Before engaging the idea of sfumato, however, I want to express publicly my high regard for John O'Brien, both as a professional and as a person, and address three matters about “actinic granuloma” that are smoky to me. Al-Hoqail et al. acknowledged, at the outset of their piece, that the “clinical features of AG are often indistinguishable from those of classic GA.” In short, so-called actinic granuloma is not distinguishable from granuloma annulare clinically. In regard to histopathologic findings, even a cursory glance at their Table 1, which is devoted to “A comparison of histologic features of actinic granuloma and granuloma annulare,” reveals striking overlap in each of the parameters assessed by them, to wit, multinucleated giant cells, mucin, type of granuloma, and location of granuloma. The differences between the “two” conditions in terms of histopathologic attributes are negligible. In brief, “actinic granuloma” has not been shown compellingly to be readily distinguishable from granuloma annulare histopathologically. In sum, in regard to “actinic granuloma” on morphologic grounds, that is, clinically and histopathologically, “If it looks like a duck, walks like a duck . . .” The duck in this case is granuloma annulare.

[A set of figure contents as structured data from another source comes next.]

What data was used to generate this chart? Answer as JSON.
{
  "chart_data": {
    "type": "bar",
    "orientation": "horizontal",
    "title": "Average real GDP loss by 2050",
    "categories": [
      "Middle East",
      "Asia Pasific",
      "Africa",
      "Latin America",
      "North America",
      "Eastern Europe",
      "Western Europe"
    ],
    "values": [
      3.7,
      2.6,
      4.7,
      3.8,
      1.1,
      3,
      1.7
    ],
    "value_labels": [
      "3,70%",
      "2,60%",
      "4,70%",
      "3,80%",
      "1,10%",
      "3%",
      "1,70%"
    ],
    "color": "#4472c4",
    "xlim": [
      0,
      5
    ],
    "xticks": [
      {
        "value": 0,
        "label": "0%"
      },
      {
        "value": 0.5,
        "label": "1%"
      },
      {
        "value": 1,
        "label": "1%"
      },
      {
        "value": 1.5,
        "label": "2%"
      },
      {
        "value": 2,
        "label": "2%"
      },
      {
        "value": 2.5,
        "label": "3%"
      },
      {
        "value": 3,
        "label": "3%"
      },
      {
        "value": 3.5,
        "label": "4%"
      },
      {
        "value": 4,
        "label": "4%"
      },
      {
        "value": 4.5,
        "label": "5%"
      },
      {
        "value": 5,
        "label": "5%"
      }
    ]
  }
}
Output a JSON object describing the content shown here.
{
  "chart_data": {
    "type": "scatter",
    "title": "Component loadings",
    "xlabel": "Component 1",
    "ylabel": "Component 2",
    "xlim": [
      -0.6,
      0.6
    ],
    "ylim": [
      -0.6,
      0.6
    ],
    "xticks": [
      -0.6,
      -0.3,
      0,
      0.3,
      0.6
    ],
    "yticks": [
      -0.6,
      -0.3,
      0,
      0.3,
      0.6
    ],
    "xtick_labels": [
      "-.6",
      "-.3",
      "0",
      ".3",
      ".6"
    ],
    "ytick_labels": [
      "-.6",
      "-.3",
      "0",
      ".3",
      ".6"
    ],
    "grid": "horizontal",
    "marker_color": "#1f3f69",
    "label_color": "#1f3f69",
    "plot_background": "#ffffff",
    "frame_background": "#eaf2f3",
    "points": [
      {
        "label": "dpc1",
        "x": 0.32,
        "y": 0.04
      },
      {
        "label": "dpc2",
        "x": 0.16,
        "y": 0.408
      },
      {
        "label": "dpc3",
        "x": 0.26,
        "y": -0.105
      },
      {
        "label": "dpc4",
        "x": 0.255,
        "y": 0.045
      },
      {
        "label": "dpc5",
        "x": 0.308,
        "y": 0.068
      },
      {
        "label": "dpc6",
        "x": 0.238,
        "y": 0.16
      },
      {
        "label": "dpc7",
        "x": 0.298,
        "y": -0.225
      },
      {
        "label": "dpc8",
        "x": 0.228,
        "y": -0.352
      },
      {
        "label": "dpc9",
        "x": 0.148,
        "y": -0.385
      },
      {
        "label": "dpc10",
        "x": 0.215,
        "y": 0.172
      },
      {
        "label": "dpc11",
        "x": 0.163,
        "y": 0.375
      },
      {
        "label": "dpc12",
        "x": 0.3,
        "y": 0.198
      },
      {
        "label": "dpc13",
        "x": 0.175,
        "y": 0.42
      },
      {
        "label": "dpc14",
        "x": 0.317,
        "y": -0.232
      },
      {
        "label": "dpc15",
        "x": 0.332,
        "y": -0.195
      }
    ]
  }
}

The authors quote O'Brien in regard to pathogenesis of actinic granuloma thus: “. . . it represents an inflammatory reaction in response to actinically degenerate elastotic tissue” and they aver that their own study by conventional microscopy “provides insight into pathogenetic mechanisms” of actinic granuloma and this is how: “. . . the sarcoidal granulomata and multinucleated giant cells of AG suggest an inflammatory response directed toward smaller materials, such as individual elastic fibers, that are more readily destroyed to the point where they are no longer visible by light microscopy. The confinement of the inflammatory reaction to the superficial dermis, corresponding to the zone of solar elastosis, supports the original hypothesis that elastotic material altered by chronic sun exposure is the specific target in this disorder.” In the last sentence, a reader should take note carefully of the word “hypothesis”; everything in the last two sentences quoted is mere supposition, devoid of even a jot of evidence in support of it.
Before coming to the thought that I hope will satisfy the criteria of the Editor for sfumato, I want to alert modern dermatologists, general pathologists, and dermatopathologists to what I was taught in 1966 by Drs. Herman Beerman and Margaret Wood, the two dermatopathologists at the University of Pennsylvania during the year of residency I spent in the Department of Dermatology there, in regard to the “palisading granulomas.” They said repeatedly that there were four of them, namely, granuloma annulare, necrobiosis lipoidica, rheumatoid nodule, and pseudorheumatoid nodule—and, again and again, that granuloma annulare and necrobiosis lipoidica could not be told apart histopathologically from one another with confidence. Nearly 40 years later, that idea seems antiquated.